I have a list of lists in the form:
list = [[3, 1], [3, 2], [3, 3]]
And I want to split it into two lists, one with the x values of each sublist and one with the y values of each sublist.
I currently have this:
x = y = []
for sublist in list:
x.append(sublist[0])
y.append(sublist[1])
But that returns this, and I don't know why:
x = [3, 1, 3, 2, 3, 3]
y = [3, 1, 3, 2, 3, 3]
By doing x = y = []
you are creating x
and y
and referencing them to the same list, hence the erroneous output. (The Object IDs are same below)
>>> x = y = []
>>> id(x)
43842656
>>> id(y)
43842656
If you fix that, you get the correct result.
>>> x = []
>>> y = []
>>> for sublist in lst:
x.append(sublist[0])
y.append(sublist[1])
>>> x
[3, 3, 3]
>>> y
[1, 2, 3]
Although, this could be made pretty easier by doing.
x,y = zip(*lst)
P.S. - Please don't use list
as a variable name, it shadows the builtin.
When you say x = y = []
, you're causing x
and y
to be a reference to the same list.
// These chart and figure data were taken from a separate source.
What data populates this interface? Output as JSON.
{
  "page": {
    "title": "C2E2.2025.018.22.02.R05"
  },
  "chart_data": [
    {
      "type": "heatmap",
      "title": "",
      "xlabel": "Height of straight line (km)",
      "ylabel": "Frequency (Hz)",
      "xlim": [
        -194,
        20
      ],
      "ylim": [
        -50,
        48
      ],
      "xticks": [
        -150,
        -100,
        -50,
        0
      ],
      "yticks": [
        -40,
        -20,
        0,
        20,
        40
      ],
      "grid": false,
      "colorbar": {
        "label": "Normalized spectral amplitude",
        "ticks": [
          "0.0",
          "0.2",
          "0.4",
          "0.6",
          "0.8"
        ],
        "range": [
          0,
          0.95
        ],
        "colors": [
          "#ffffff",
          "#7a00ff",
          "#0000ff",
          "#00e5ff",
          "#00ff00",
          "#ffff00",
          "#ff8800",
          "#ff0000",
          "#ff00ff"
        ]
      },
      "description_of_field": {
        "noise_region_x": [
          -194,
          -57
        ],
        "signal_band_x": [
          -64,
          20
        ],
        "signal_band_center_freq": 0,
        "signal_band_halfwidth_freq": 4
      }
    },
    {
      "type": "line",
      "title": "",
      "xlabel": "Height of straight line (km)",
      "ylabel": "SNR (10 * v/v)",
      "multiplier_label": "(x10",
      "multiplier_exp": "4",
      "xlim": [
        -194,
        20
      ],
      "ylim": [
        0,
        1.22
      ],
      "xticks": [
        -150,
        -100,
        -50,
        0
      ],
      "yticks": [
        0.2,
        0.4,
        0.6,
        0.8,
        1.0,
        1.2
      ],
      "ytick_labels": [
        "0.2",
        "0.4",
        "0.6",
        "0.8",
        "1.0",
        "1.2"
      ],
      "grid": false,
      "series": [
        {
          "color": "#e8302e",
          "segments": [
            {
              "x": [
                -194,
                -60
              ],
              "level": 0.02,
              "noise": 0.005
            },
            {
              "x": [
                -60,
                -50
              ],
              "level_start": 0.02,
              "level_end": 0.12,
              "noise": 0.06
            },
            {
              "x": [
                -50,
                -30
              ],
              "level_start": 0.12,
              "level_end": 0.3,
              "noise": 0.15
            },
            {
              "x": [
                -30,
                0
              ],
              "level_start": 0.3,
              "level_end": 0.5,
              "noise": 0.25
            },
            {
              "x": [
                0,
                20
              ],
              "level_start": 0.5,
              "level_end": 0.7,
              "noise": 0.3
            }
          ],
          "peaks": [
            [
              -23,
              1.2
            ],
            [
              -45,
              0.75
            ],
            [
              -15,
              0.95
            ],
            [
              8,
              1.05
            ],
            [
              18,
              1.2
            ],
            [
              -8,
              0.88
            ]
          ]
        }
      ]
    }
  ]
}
So when you edit one, you edit the other. There is a good explanation here about how references work.
Therefore you can use your code if you say instead
x = []; y = []
You also might want to try zip
:
lst = [[3, 1], [3, 2], [3, 3]]
x,y = zip(*lst)
And as Sukrit says, don't use list
as a variable name (or int
or str
or what have you) because though it is a Python built-in (load up an interpreter and type help(list)
- the fact that something pops up means Python has pre-defined list
to mean something) Python will cheerfully let you redefine (a.k.a. shadow) it. Which can break your code later.